May 17, 2012

Please Pass the Meat

Most of us can look at our past and realize that, generally speaking, the focus of maturing spiritually was better in our yester-year than it is currently. Today we seem to be satisfied with Bible-Lite – a watered-down version of the Word. Certainly Paul dealt with something similar when he told the Corinthians, “Brothers, I could not address you as spiritual but as worldly—mere infants in Christ. I gave you milk, not solid food, for you were not yet ready for it. Indeed, you are still not ready.” (1 Cor 3:1-2 NIV) At one time we were all infants in Christ, but leave it to Paul to burst that contentment bubble by suggesting that being an infant in Christ is no different than being worldly.

1 comment:

Steve Corey said...

Gail;

-----Paul equated infancy in Christ to worldliness with all due respect to validity. For a valid infant in Christ isn’t worldly. In fact, I often find valid infants annoying, they are so focused on being appropriate in the Lord.

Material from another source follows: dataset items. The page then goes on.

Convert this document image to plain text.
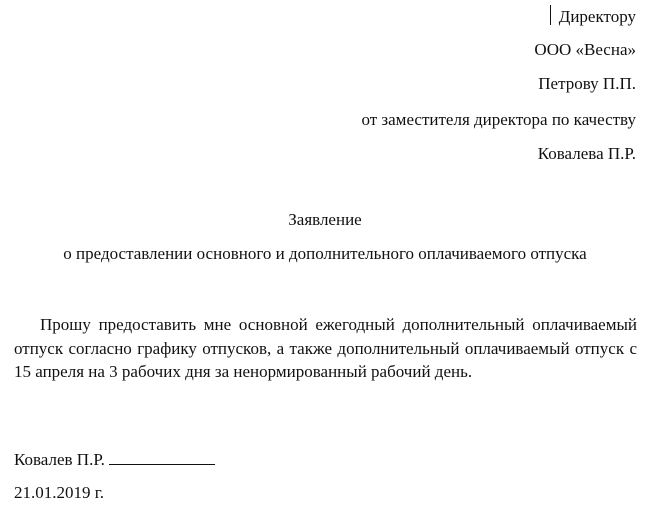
Директору
ООО «Весна»
Петрову П.П.
от заместителя директора по качеству
Ковалева П.Р.
Заявление
о предоставлении основного и дополнительного оплачиваемого отпуска
Прошу предоставить мне основной ежегодный дополнительный оплачиваемый отпуск согласно графику отпусков, а также дополнительный оплачиваемый отпуск с 15 апреля на 3 рабочих дня за ненормированный рабочий день.
Ковалев П.Р.
21.01.2019 г.
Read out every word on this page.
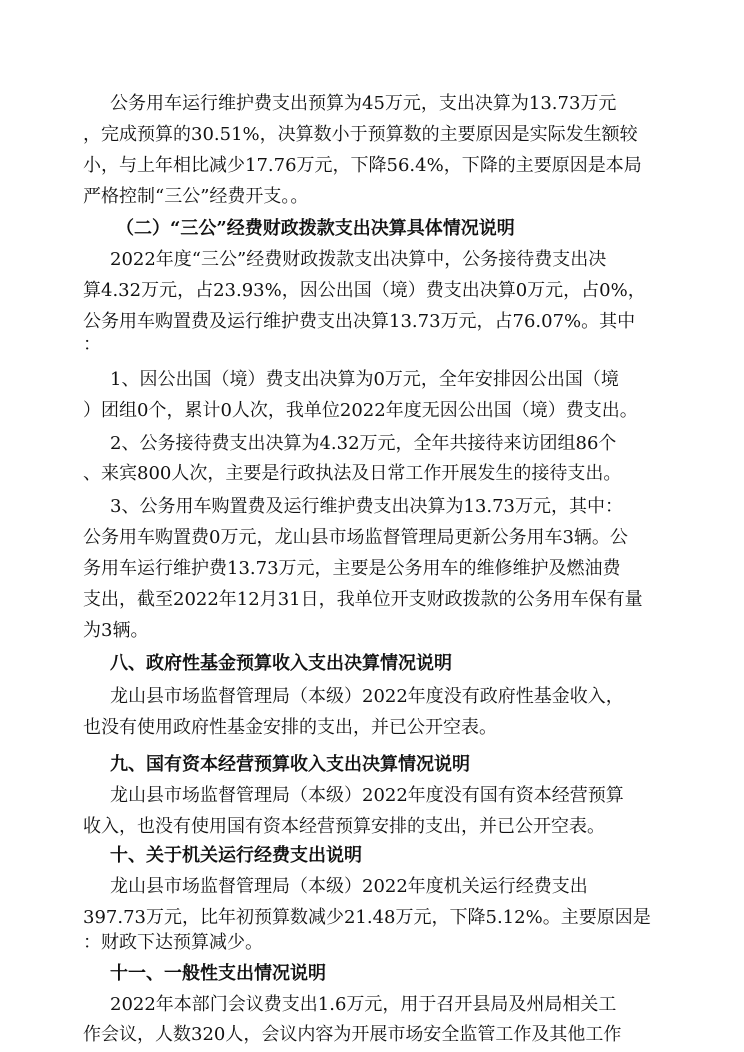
公务用车运行维护费支出预算为45万元，支出决算为13.73万元
，完成预算的30.51%，决算数小于预算数的主要原因是实际发生额较
小，与上年相比减少17.76万元，下降56.4%，下降的主要原因是本局
严格控制“三公”经费开支。。
（二）“三公”经费财政拨款支出决算具体情况说明
2022年度“三公”经费财政拨款支出决算中，公务接待费支出决
算4.32万元，占23.93%，因公出国（境）费支出决算0万元，占0%，
公务用车购置费及运行维护费支出决算13.73万元，占76.07%。其中
：
1、因公出国（境）费支出决算为0万元，全年安排因公出国（境
）团组0个，累计0人次，我单位2022年度无因公出国（境）费支出。
2、公务接待费支出决算为4.32万元，全年共接待来访团组86个
、来宾800人次，主要是行政执法及日常工作开展发生的接待支出。
3、公务用车购置费及运行维护费支出决算为13.73万元，其中：
公务用车购置费0万元，龙山县市场监督管理局更新公务用车3辆。公
务用车运行维护费13.73万元，主要是公务用车的维修维护及燃油费
支出，截至2022年12月31日，我单位开支财政拨款的公务用车保有量
为3辆。
八、政府性基金预算收入支出决算情况说明
龙山县市场监督管理局（本级）2022年度没有政府性基金收入，
也没有使用政府性基金安排的支出，并已公开空表。
九、国有资本经营预算收入支出决算情况说明
龙山县市场监督管理局（本级）2022年度没有国有资本经营预算
收入，也没有使用国有资本经营预算安排的支出，并已公开空表。
十、关于机关运行经费支出说明
龙山县市场监督管理局（本级）2022年度机关运行经费支出
397.73万元，比年初预算数减少21.48万元，下降5.12%。主要原因是
：财政下达预算减少。
十一、一般性支出情况说明
2022年本部门会议费支出1.6万元，用于召开县局及州局相关工
作会议，人数320人，会议内容为开展市场安全监管工作及其他工作
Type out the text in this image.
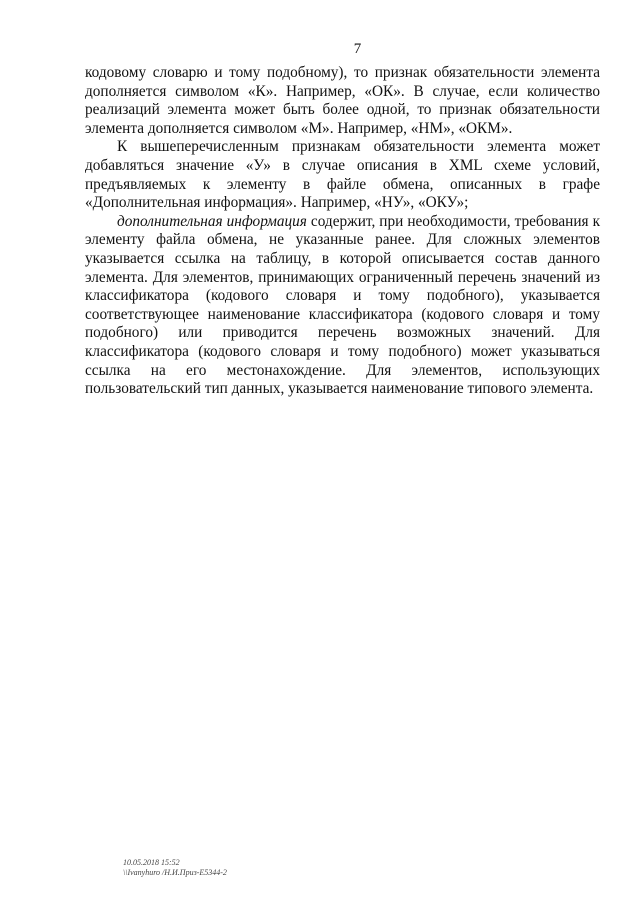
7

кодовому словарю и тому подобному), то признак обязательности элемента дополняется символом «К». Например, «ОК». В случае, если количество реализаций элемента может быть более одной, то признак обязательности элемента дополняется символом «М». Например, «НМ», «ОКМ».

К вышеперечисленным признакам обязательности элемента может добавляться значение «У» в случае описания в XML схеме условий, предъявляемых к элементу в файле обмена, описанных в графе «Дополнительная информация». Например, «НУ», «ОКУ»;

дополнительная информация содержит, при необходимости, требования к элементу файла обмена, не указанные ранее. Для сложных элементов указывается ссылка на таблицу, в которой описывается состав данного элемента. Для элементов, принимающих ограниченный перечень значений из классификатора (кодового словаря и тому подобного), указывается соответствующее наименование классификатора (кодового словаря и тому подобного) или приводится перечень возможных значений. Для классификатора (кодового словаря и тому подобного) может указываться ссылка на его местонахождение. Для элементов, использующих пользовательский тип данных, указывается наименование типового элемента.

10.05.2018 15:52
\\Ivanyhuro /Н.И.Приз-E5344-2
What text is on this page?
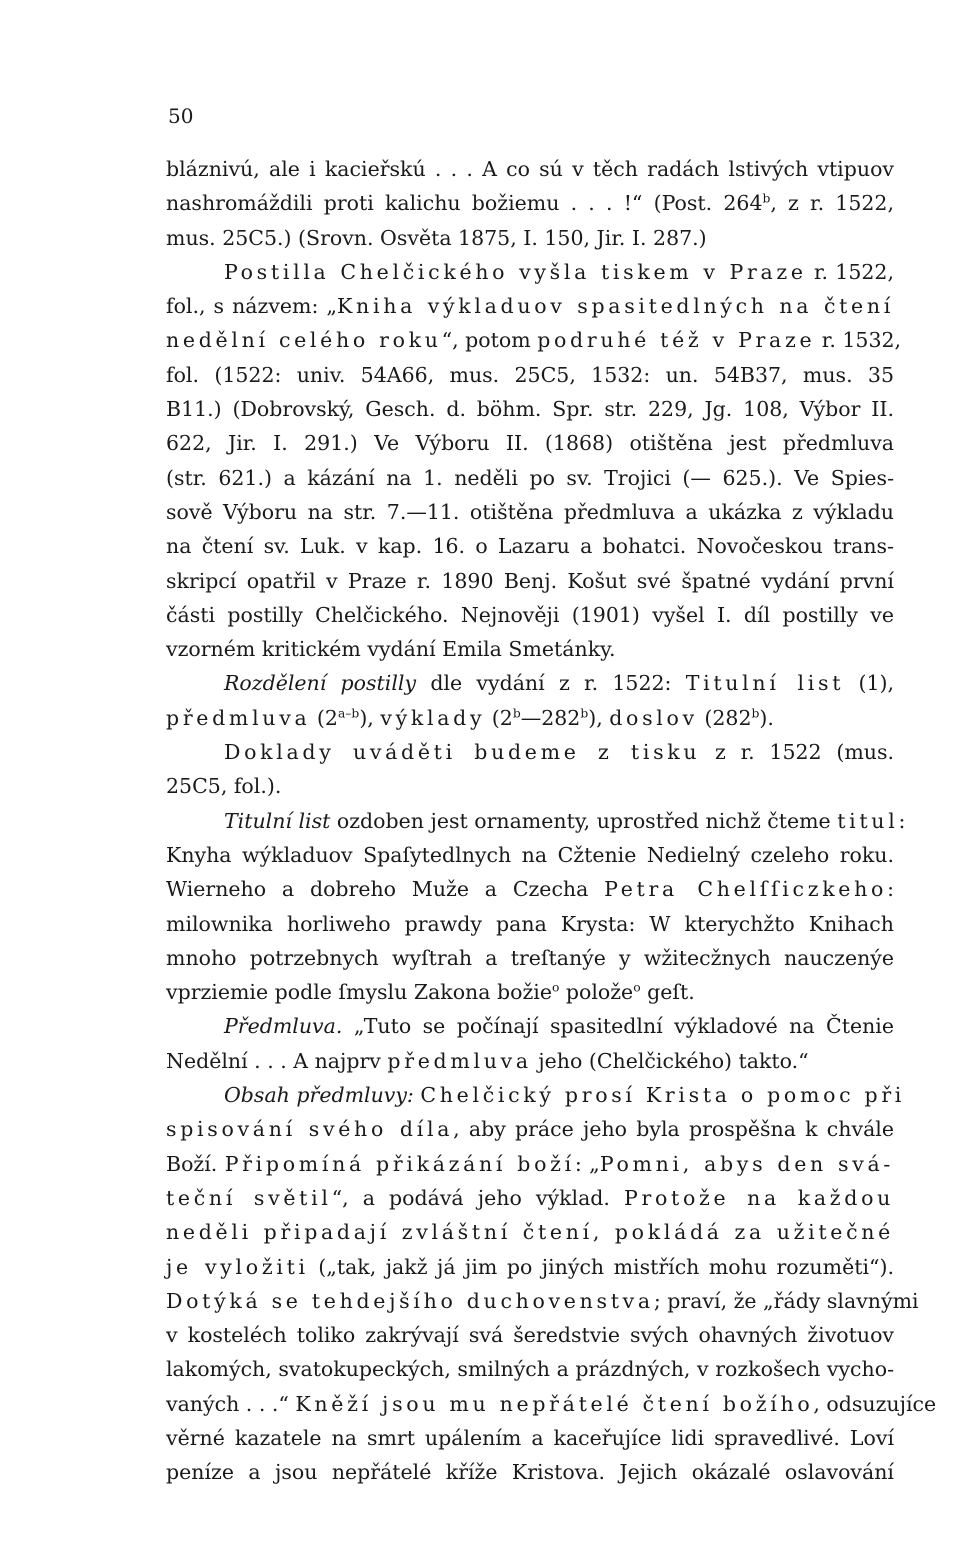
50
bláznivú, ale i kacieřskú . . . A co sú v těch radách lstivých vtipuov
nashromáždili proti kalichu božiemu . . . !“ (Post. 264$^b$, z r. 1522,
mus. 25C5.) (Srovn. Osvěta 1875, I. 150, Jir. I. 287.)
Postilla Chelčického vyšla tiskem v Praze r. 1522,
fol., s názvem: „Kniha výkladuov spasitedlných na čtení
nedělní celého roku“, potom podruhé též v Praze r. 1532,
fol. (1522: univ. 54A66, mus. 25C5, 1532: un. 54B37, mus. 35
B11.) (Dobrovský, Gesch. d. böhm. Spr. str. 229, Jg. 108, Výbor II.
622, Jir. I. 291.) Ve Výboru II. (1868) otištěna jest předmluva
(str. 621.) a kázání na 1. neděli po sv. Trojici (— 625.). Ve Spies-
sově Výboru na str. 7.—11. otištěna předmluva a ukázka z výkladu
na čtení sv. Luk. v kap. 16. o Lazaru a bohatci. Novočeskou trans-
skripcí opatřil v Praze r. 1890 Benj. Košut své špatné vydání první
části postilly Chelčického. Nejnověji (1901) vyšel I. díl postilly ve
vzorném kritickém vydání Emila Smetánky.
Rozdělení postilly dle vydání z r. 1522: Titulní list (1),
předmluva (2$^{a-b}$), výklady (2$^b$—282$^b$), doslov (282$^b$).
Doklady uváděti budeme z tisku z r. 1522 (mus.
25C5, fol.).
Titulní list ozdoben jest ornamenty, uprostřed nichž čteme titul:
Knyha wýkladuov Spaſytedlnych na Cžtenie Nedielný czeleho roku.
Wierneho a dobreho Muže a Czecha Petra Chelſſiczkeho:
milownika horliweho prawdy pana Krysta: W kterychžto Knihach
mnoho potrzebnych wyſtrah a treſtanýe y wžitecžnych nauczenýe
vprziemie podle ſmyslu Zakona božie$^o$ polože$^o$ geſt.
Předmluva. „Tuto se počínají spasitedlní výkladové na Čtenie
Nedělní . . . A najprv předmluva jeho (Chelčického) takto.“
Obsah předmluvy: Chelčický prosí Krista o pomoc při
spisování svého díla, aby práce jeho byla prospěšna k chvále
Boží. Připomíná přikázání boží: „Pomni, abys den svá-
teční světil“, a podává jeho výklad. Protože na každou
neděli připadají zvláštní čtení, pokládá za užitečné
je vyložiti („tak, jakž já jim po jiných mistřích mohu rozuměti“).
Dotýká se tehdejšího duchovenstva; praví, že „řády slavnými
v kosteléch toliko zakrývají svá šeredstvie svých ohavných životuov
lakomých, svatokupeckých, smilných a prázdných, v rozkošech vycho-
vaných . . .“ Kněží jsou mu nepřátelé čtení božího, odsuzujíce
věrné kazatele na smrt upálením a kaceřujíce lidi spravedlivé. Loví
peníze a jsou nepřátelé kříže Kristova. Jejich okázalé oslavování
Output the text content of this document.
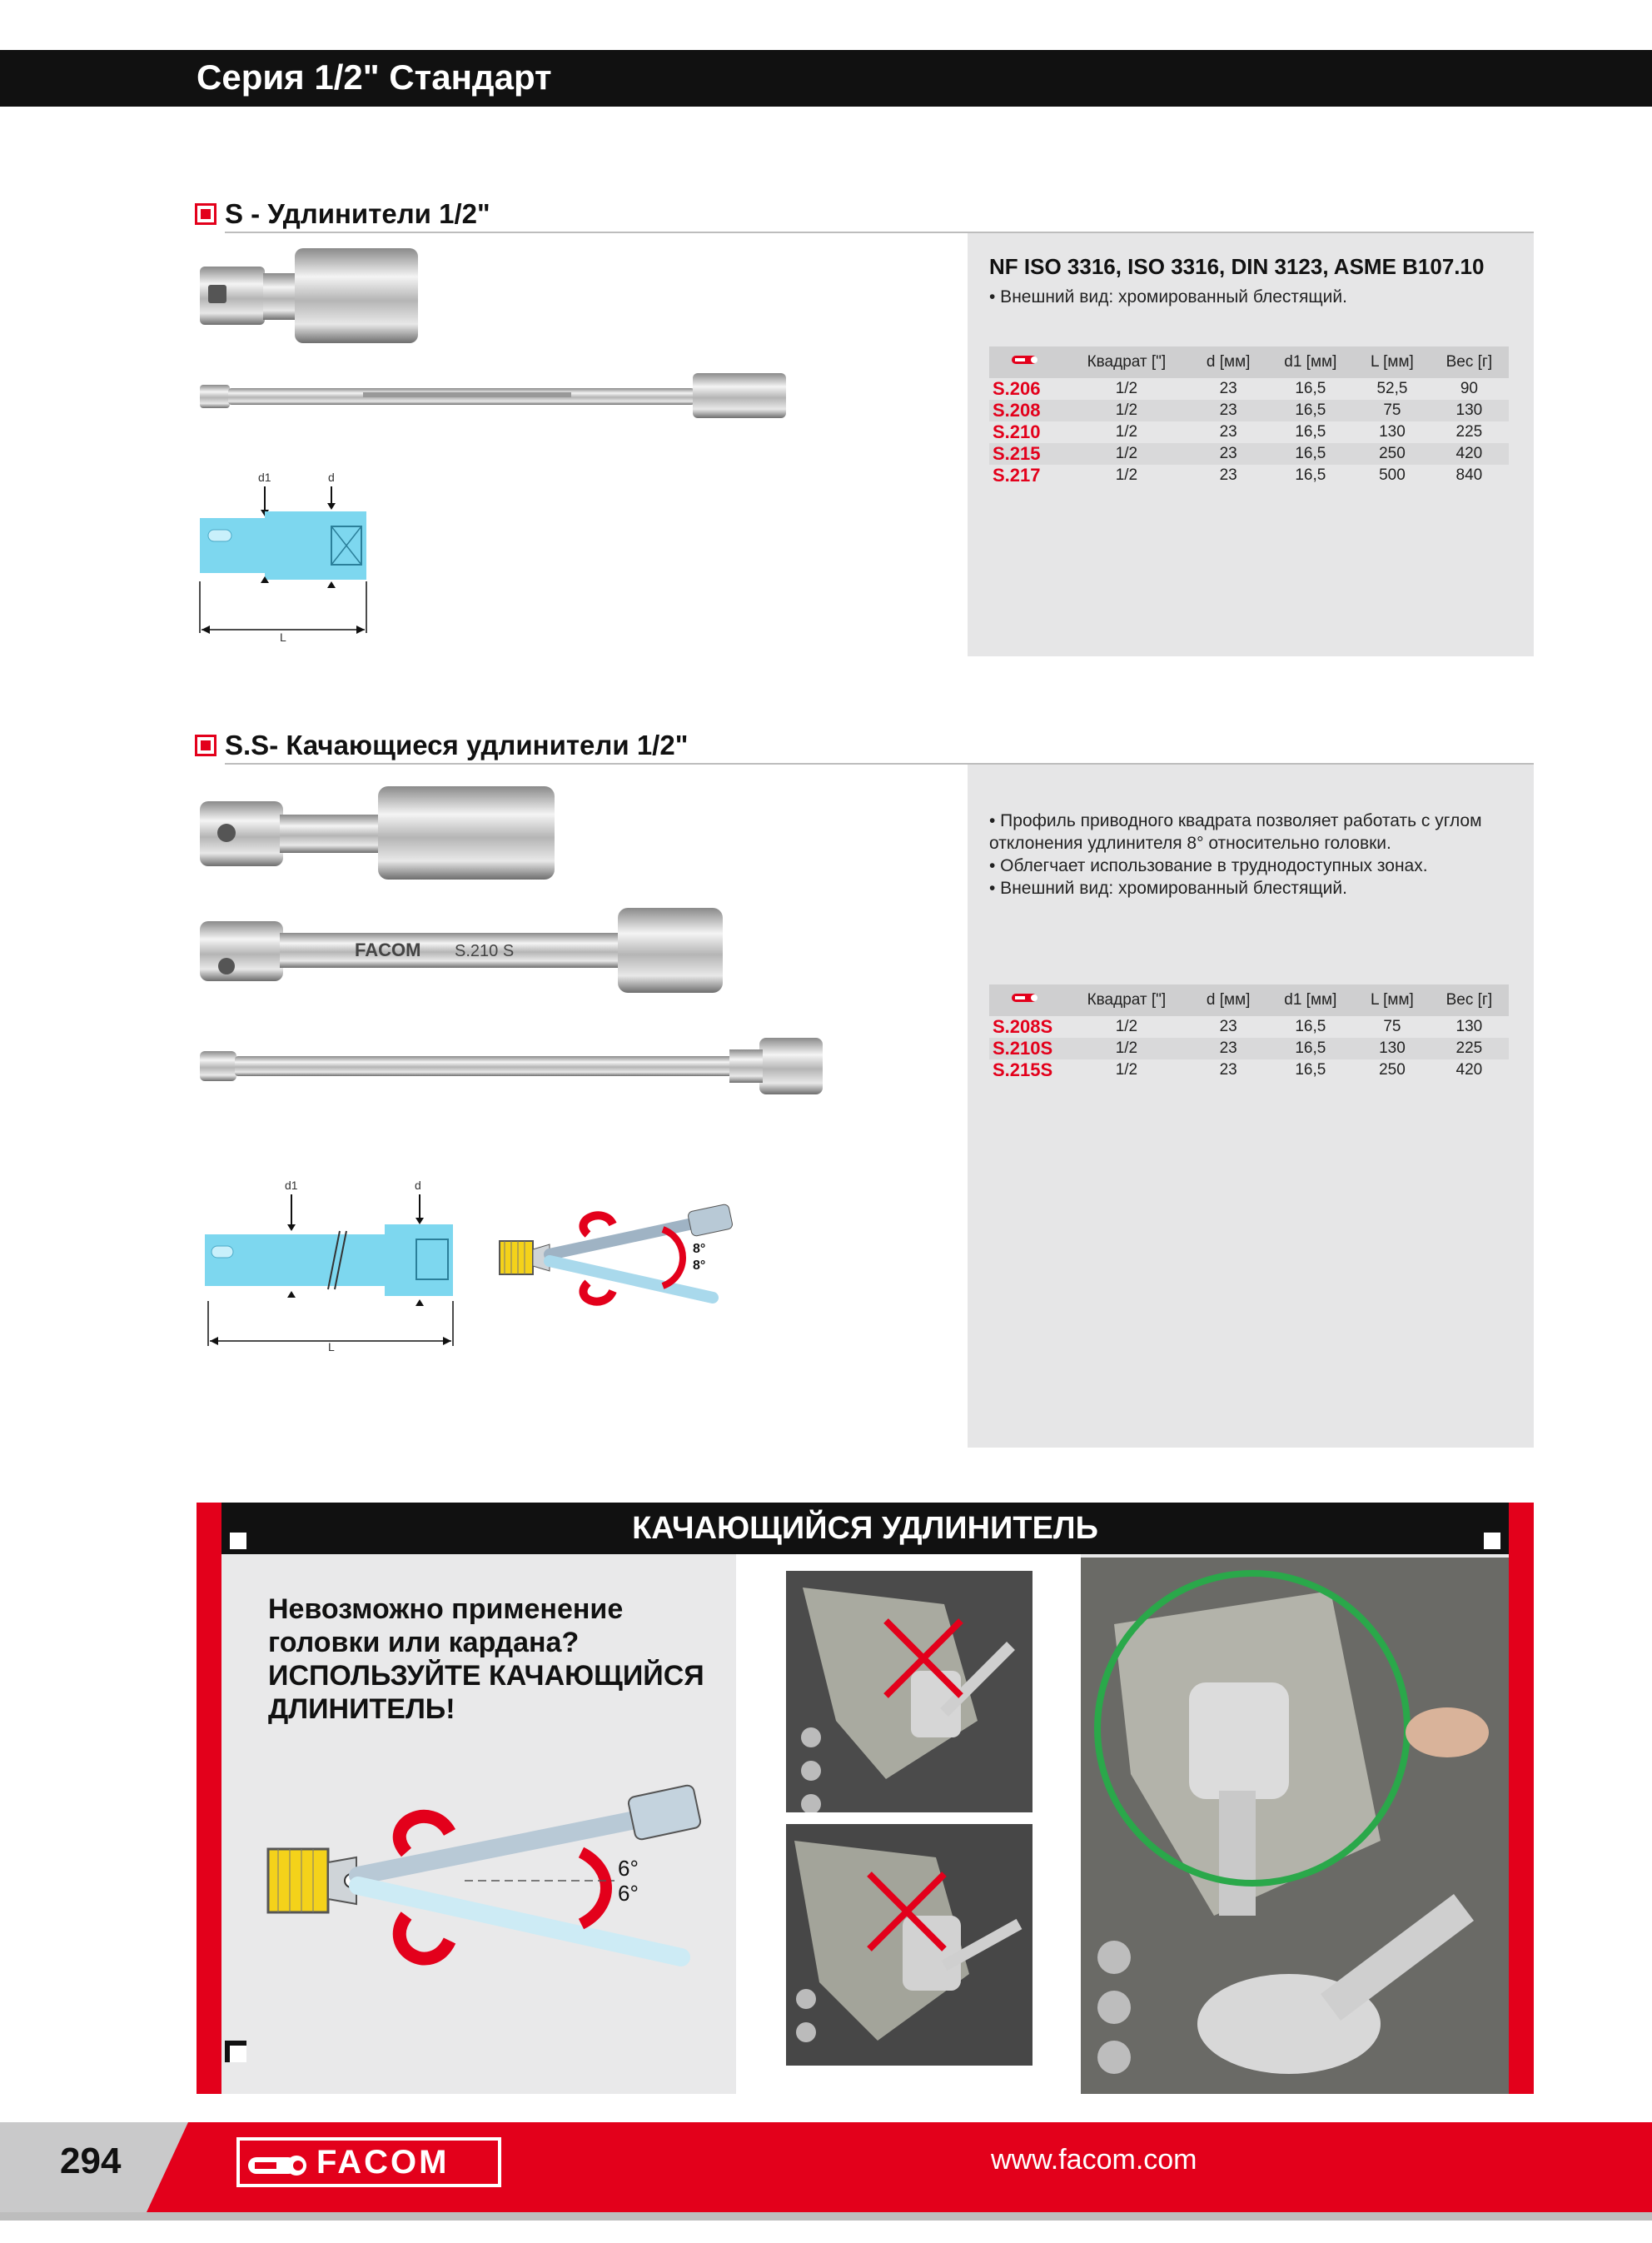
Серия 1/2" Стандарт
S - Удлинители 1/2"
NF ISO 3316, ISO 3316, DIN 3123, ASME B107.10
• Внешний вид: хромированный блестящий.
	Квадрат ["]	d [мм]	d1 [мм]	L [мм]	Вес [г]
S.206	1/2	23	16,5	52,5	90
S.208	1/2	23	16,5	75	130
S.210	1/2	23	16,5	130	225
S.215	1/2	23	16,5	250	420
S.217	1/2	23	16,5	500	840
d1	d
L
S.S- Качающиеся удлинители 1/2"
• Профиль приводного квадрата позволяет работать с углом
отклонения удлинителя 8° относительно головки.
• Облегчает использование в труднодоступных зонах.
• Внешний вид: хромированный блестящий.
	Квадрат ["]	d [мм]	d1 [мм]	L [мм]	Вес [г]
S.208S	1/2	23	16,5	75	130
S.210S	1/2	23	16,5	130	225
S.215S	1/2	23	16,5	250	420
FACOM S.210 S
d1	d
L
8°
8°
КАЧАЮЩИЙСЯ УДЛИНИТЕЛЬ
Невозможно применение
головки или кардана?
ИСПОЛЬЗУЙТЕ КАЧАЮЩИЙСЯ
ДЛИНИТЕЛЬ!
6°
6°
294	FACOM	www.facom.com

Anything they don’t understand by their one dimensional discernment they consider evil. But their purity is in that they then do not do what they consider evil for assurance of remaining with the Lord. That is quite not worldly.
-----But life in the Lord is not ultimately about remaining with the Lord yourself. It is about the possibility of everyone in your proximity being in the Lord, and your treatment of them accordingly, that is, your remaining with the Lord together. It is about more than right and wrong according to your own perspective. It is about right and wrong according to theirs as well. Therefore additional dimensions of discernment become appropriate because all those others around you are each a “you”, too, having unavoidable differences.
-----This is what Paul was addressing in I Corinthians. In as much as we are all bent a little bit away from perfection, none of us are right completely. Yet each of us must have a life with the Lord. But the fact that one’s life with the Lord regards a particular thing one way does not in and of itself mean that another’s regarding it another way is evil or even wrong. Both might be wrong, or one or the other might be wrong. But the important matter is to proceed through the process of life in the Lord: 1) His mercy obtaining you; 2) Relational to Him type awareness of your experiences; 3) Attention to His Word; 4) Relational to the Word type awareness of your experiences. The facts of mercy, Word, and relationship tends lives towards similarity, but the fact that experience is the material of knowledge tends lives towards peculiarity. The mixture of the two brews uniqueness in the Lord. So emergence from infancy is acknowledgment of difference without the necessity of invalidation. Not that invalid is a non-existent concept, but rather that imperfection requires mercy while patience awaits a maturing process. The Corinthians were short enough in this that their gnat straining missed the Titanic sinking in another man's marriage bed.
-----The invalid infant is not worldly merely because his life has not yet progressed into maturity. He is worldly because after obtaining mercy he did not proceed away from relational to himself type awareness, or he did not proceed into the Word of God, or he did not relate his experiences to the Word, or any combination of these three failures. Maturity arrives by a process, and a process is a complete set of interdependent functions. So, although the infant who has not had time in his new life to proceed rests in the same condition of mere mercy as the infant who has had time yet not proceeded. The one is an infant while the other is worldly.